1, baby “hearing screening failed” do not need to panic
In normal newborns, the incidence of bilateral congenital deafness is about 1‰ to 3‰. Because of the sensitivity of the hearing screening instrument, there are many factors that affect the screening result, such as the change of the surrounding noise when screening, the baby’s quietness (such as body movement), the baby’s external ear canal (such as residual amniotic fluid) or middle ear secretions, nasal blockage and poor breathing, etc. can lead to failing the hearing screening. Domestic and international data show that the percentage of failed initial screening (from the third day of life to discharge) is around 10%, which means that the probability of being diagnosed with a hearing problem after the initial screening is only 1-3%. Most of the babies who fail the hearing screening are not found to have a clear hearing loss after the diagnostic hearing test, which is mostly due to the absorption or discharge of existing secretions from the external ear canal or middle ear.
2.After 42 days, you must go for “hearing re-screening”
(1) Pass the re-screening
If your child passes the hearing screening at 42 days, congratulations, your child’s hearing is generally considered normal. No further tests are needed for the time being. However, as your child grows up, you should keep an eye on how your child responds to sound or if he or she is about the same age as the children around him or her, and if there is a large difference, you should go to the hospital to rule out any hearing problems.
(2) Failure to repeat the screening
If your child does not pass the hearing screening at 42 days, don’t be too alarmed because the chance of being diagnosed with a hearing problem is only about 1 in 10 if your child does not pass the screening.
3. Remember to have a diagnostic hearing test before 3 months of age
Always remember to take your baby to a reliable pediatric hearing diagnostic center within 3 months of age for diagnostic audiology and medical examinations. Even a “failed hearing screening” in one ear is no exception. If a hearing problem is diagnosed in one ear, it is more important to pay attention to the child’s hearing because the rate of delayed hearing problems in such children is greatly increased.
4. What tests should be done
(1) Acoustic conductance of high frequency sound detection (1000 Hz)
(2) Otoacoustic emission
(3) Auditory brainstem response
The above three are the basic tests that must be done, if they are within the normal range, it can be considered to pass the test. If not, it depends on the specific results and, if necessary, some additional tests to understand the degree (mild, moderate, severe, very severe), nature (conductive, sensorineural, mixed) and location (outer ear, middle ear, inner ear and auditory nerve) of your baby’s hearing loss, and sometimes some medical evaluation other than hearing;
In this case, it is best to find a doctor who is well versed in pediatric audiology to interpret and comprehensively evaluate the results of the examination.

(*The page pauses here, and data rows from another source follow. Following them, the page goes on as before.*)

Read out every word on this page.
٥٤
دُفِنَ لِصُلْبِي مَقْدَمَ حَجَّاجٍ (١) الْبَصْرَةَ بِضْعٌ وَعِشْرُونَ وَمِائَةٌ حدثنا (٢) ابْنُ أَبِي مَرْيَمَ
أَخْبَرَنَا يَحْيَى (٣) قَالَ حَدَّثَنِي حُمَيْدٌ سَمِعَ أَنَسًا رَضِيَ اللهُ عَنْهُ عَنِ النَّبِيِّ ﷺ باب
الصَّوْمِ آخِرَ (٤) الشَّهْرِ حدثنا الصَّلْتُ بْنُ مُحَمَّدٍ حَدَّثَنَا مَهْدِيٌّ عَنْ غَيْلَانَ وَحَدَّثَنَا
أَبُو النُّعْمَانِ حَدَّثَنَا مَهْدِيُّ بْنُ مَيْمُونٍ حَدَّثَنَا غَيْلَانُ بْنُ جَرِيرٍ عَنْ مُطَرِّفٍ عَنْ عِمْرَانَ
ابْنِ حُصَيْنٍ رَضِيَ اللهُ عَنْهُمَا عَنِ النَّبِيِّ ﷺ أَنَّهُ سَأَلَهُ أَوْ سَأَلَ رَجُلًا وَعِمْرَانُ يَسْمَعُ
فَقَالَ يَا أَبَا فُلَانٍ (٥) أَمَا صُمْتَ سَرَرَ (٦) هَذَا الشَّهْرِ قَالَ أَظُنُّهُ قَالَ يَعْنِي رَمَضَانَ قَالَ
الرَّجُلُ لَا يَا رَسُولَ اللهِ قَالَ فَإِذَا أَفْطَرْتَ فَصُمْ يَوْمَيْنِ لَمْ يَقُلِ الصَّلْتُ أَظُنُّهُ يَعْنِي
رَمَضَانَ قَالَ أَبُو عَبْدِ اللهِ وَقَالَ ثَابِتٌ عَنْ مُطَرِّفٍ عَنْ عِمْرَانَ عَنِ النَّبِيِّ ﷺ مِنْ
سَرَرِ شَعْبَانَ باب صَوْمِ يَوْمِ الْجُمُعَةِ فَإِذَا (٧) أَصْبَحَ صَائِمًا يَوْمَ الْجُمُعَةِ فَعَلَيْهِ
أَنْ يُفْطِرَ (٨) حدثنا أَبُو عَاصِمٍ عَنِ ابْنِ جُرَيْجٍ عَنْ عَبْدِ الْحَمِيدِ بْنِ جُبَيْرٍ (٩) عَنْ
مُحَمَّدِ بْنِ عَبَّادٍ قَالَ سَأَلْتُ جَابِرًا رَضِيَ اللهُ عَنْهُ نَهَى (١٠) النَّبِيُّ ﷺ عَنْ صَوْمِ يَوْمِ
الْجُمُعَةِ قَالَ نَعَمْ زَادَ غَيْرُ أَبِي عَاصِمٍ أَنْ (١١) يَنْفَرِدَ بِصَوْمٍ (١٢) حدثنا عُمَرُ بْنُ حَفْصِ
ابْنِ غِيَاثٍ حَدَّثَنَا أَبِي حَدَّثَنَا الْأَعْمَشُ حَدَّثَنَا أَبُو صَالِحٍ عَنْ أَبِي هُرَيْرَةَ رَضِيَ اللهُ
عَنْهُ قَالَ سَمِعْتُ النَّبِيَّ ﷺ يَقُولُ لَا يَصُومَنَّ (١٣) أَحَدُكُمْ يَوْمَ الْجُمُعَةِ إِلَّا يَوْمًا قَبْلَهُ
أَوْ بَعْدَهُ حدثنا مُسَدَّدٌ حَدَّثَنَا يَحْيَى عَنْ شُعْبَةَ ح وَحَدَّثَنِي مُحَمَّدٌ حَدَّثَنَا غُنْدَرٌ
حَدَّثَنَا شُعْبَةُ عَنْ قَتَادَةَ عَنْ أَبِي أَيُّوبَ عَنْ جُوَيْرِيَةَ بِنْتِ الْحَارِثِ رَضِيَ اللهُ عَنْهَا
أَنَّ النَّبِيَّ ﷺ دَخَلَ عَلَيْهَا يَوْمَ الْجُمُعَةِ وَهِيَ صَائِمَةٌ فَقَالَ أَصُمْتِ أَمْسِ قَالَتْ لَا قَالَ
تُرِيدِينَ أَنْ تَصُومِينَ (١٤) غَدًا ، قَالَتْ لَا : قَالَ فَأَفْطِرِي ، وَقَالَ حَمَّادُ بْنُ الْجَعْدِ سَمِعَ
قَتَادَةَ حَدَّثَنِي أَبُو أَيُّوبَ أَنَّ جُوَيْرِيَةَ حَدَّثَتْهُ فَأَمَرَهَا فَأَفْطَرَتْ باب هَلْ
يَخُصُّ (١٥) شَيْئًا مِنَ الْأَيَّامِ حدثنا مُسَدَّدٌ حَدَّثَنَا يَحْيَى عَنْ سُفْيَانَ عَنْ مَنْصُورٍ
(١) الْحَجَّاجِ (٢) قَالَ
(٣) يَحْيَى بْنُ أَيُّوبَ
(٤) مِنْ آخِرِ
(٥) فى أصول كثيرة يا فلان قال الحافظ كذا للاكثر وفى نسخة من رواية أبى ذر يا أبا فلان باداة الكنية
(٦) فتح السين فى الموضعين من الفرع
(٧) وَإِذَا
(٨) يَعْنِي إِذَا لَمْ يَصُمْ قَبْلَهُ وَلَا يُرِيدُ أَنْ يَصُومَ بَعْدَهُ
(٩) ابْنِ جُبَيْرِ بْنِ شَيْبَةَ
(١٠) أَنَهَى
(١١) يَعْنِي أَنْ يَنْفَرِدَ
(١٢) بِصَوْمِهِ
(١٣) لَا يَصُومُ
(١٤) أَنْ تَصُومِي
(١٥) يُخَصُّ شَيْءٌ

Finally, it is important to emphasize that it is not the discovery of a hearing problem that is scary, but the lack of action. Even if your child has a hearing problem, if you intervene early (within 6 months of age), the scientific methods available today can basically allow your child to speak normally. In the past, it was often said that “nine out of ten deaf people are dumb”, but now we are working together to achieve “nine out of ten deaf people are not dumb”.
5.If your child has a hearing problem, please pay attention to the following questions, which may be necessary for you to understand
(1) What is considered normal hearing or diagnosed by hearing?
(2) How is hearing loss determined?
(3) When do I need a hearing aid and when do I need it?
(4) How do I know if I have the right hearing aid?
(5) What is the relationship between cochlear implants and hearing aids, and how do I choose?